Secondly, observe how Christ assured him that he would enter heaven the moment he died. “TODAY shalt thou be with me in paradise.” The Blessed Son of God does not mention the need for this base sinner to spend any time in what Bishop Hugh Latimer aptly termed ‘pick-purse purgatory’. No, the true Head of the Church assured him that he would go straight from the cross to glory!
Thirdly, notice how Christ assured the penitent thief that he would be with his Saviour in heaven. “Today shalt thou be WITH ME in paradise.” Oh, how carefully we should note Christ’s exact words here! How clearly He assured the poor sinner that, although he had ignored God all his life, and even railed at His dear Son when first crucified next to Him, he would nevertheless spend eternity in paradise with Him. What a clear reminder that it is the presence of Christ that makes heaven a paradise to believers. Let no burdened sinner, then, ever despair of finding mercy at Christ’s hands, or obtaining a God-given assurance. Though his conscience should witness against him, the law of God thunder against him, professing Christians pass him by on the other side, and Satan assure him he has left things too late, let him press through all this crowd, and cast himself upon the mercy and grace of the Lord Jesus Christ.
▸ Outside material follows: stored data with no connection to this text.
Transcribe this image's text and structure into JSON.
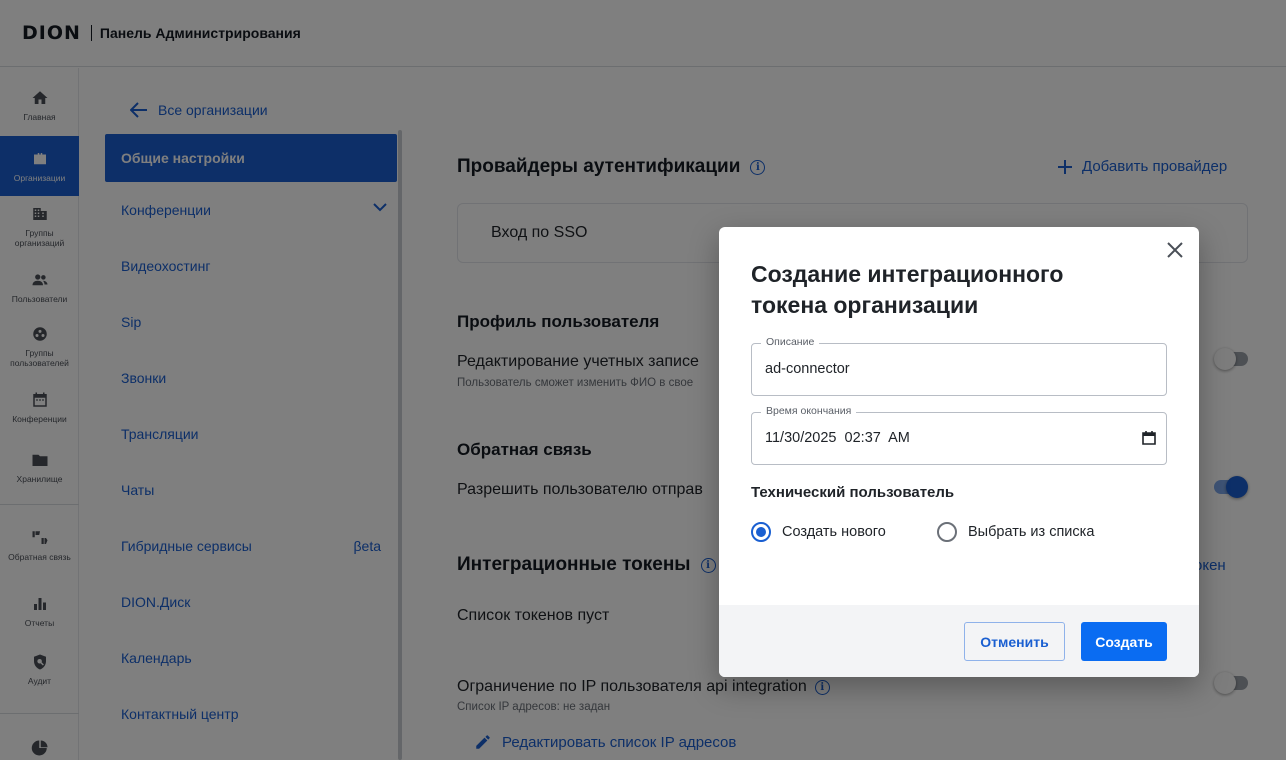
{
  "header": {
    "logo": "DION",
    "title": "Панель Администрирования"
  },
  "rail": [
    {
      "label": "Главная",
      "icon": "home-icon"
    },
    {
      "label": "Организации",
      "icon": "briefcase-icon",
      "active": true
    },
    {
      "label": "Группы организаций",
      "icon": "building-icon"
    },
    {
      "label": "Пользователи",
      "icon": "users-icon"
    },
    {
      "label": "Группы пользователей",
      "icon": "user-group-icon"
    },
    {
      "label": "Конференции",
      "icon": "calendar-icon"
    },
    {
      "label": "Хранилище",
      "icon": "folder-icon"
    },
    {
      "label": "Обратная связь",
      "icon": "thumbs-icon"
    },
    {
      "label": "Отчеты",
      "icon": "bar-chart-icon"
    },
    {
      "label": "Аудит",
      "icon": "audit-shield-icon"
    },
    {
      "label": "",
      "icon": "pie-chart-icon"
    }
  ],
  "subnav": {
    "back_label": "Все организации",
    "items": [
      {
        "label": "Общие настройки",
        "active": true
      },
      {
        "label": "Конференции",
        "expandable": true
      },
      {
        "label": "Видеохостинг"
      },
      {
        "label": "Sip"
      },
      {
        "label": "Звонки"
      },
      {
        "label": "Трансляции"
      },
      {
        "label": "Чаты"
      },
      {
        "label": "Гибридные сервисы",
        "badge": "βeta"
      },
      {
        "label": "DION.Диск"
      },
      {
        "label": "Календарь"
      },
      {
        "label": "Контактный центр"
      }
    ]
  },
  "main": {
    "providers": {
      "title": "Провайдеры аутентификации",
      "add_label": "Добавить провайдер",
      "items": [
        "Вход по SSO"
      ]
    },
    "profile": {
      "title": "Профиль пользователя",
      "edit_title": "Редактирование учетных записе",
      "edit_sub": "Пользователь сможет изменить ФИО в свое",
      "edit_enabled": false
    },
    "feedback": {
      "title": "Обратная связь",
      "allow_label": "Разрешить пользователю отправ",
      "allow_enabled": true
    },
    "tokens": {
      "title": "Интеграционные токены",
      "add_label_tail": "окен",
      "empty_text": "Список токенов пуст"
    },
    "ip": {
      "title": "Ограничение по IP пользователя api integration",
      "sub": "Список IP адресов: не задан",
      "enabled": false,
      "edit_label": "Редактировать список IP адресов"
    }
  },
  "dialog": {
    "title": "Создание интеграционного токена организации",
    "description": {
      "label": "Описание",
      "value": "ad-connector"
    },
    "expiry": {
      "label": "Время окончания",
      "value": "11/30/2025  02:37  AM"
    },
    "tech_user_title": "Технический пользователь",
    "options": [
      {
        "label": "Создать нового",
        "checked": true
      },
      {
        "label": "Выбрать из списка",
        "checked": false
      }
    ],
    "cancel_label": "Отменить",
    "create_label": "Создать"
  },
  "colors": {
    "accent": "#1a5fd1",
    "primary_button": "#0a6cf2",
    "overlay": "rgba(0,0,0,0.5)"
  }
}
If the blessed Son of God, in his awful agony on earth, had time to receive and pardon a great sinner, will He not receive and pardon great sinners the more, now that He is exalted in glory? It is never too late for any sinner, who sincerely seeks salvation from Christ, to obtain an assurance of heaven before he dies.
*It is just at this point that we have an example of the many serious deficiencies of the NIV. That version omits the word “Lord” completely, thereby removing, a clear testimony to Christ’s Deity, and the way the Holy Spirit brings a sinner to faith in Christ’s Person when accomplishing the work of conversion. The NIV also distorts the meaning in verse 39. – PDJ.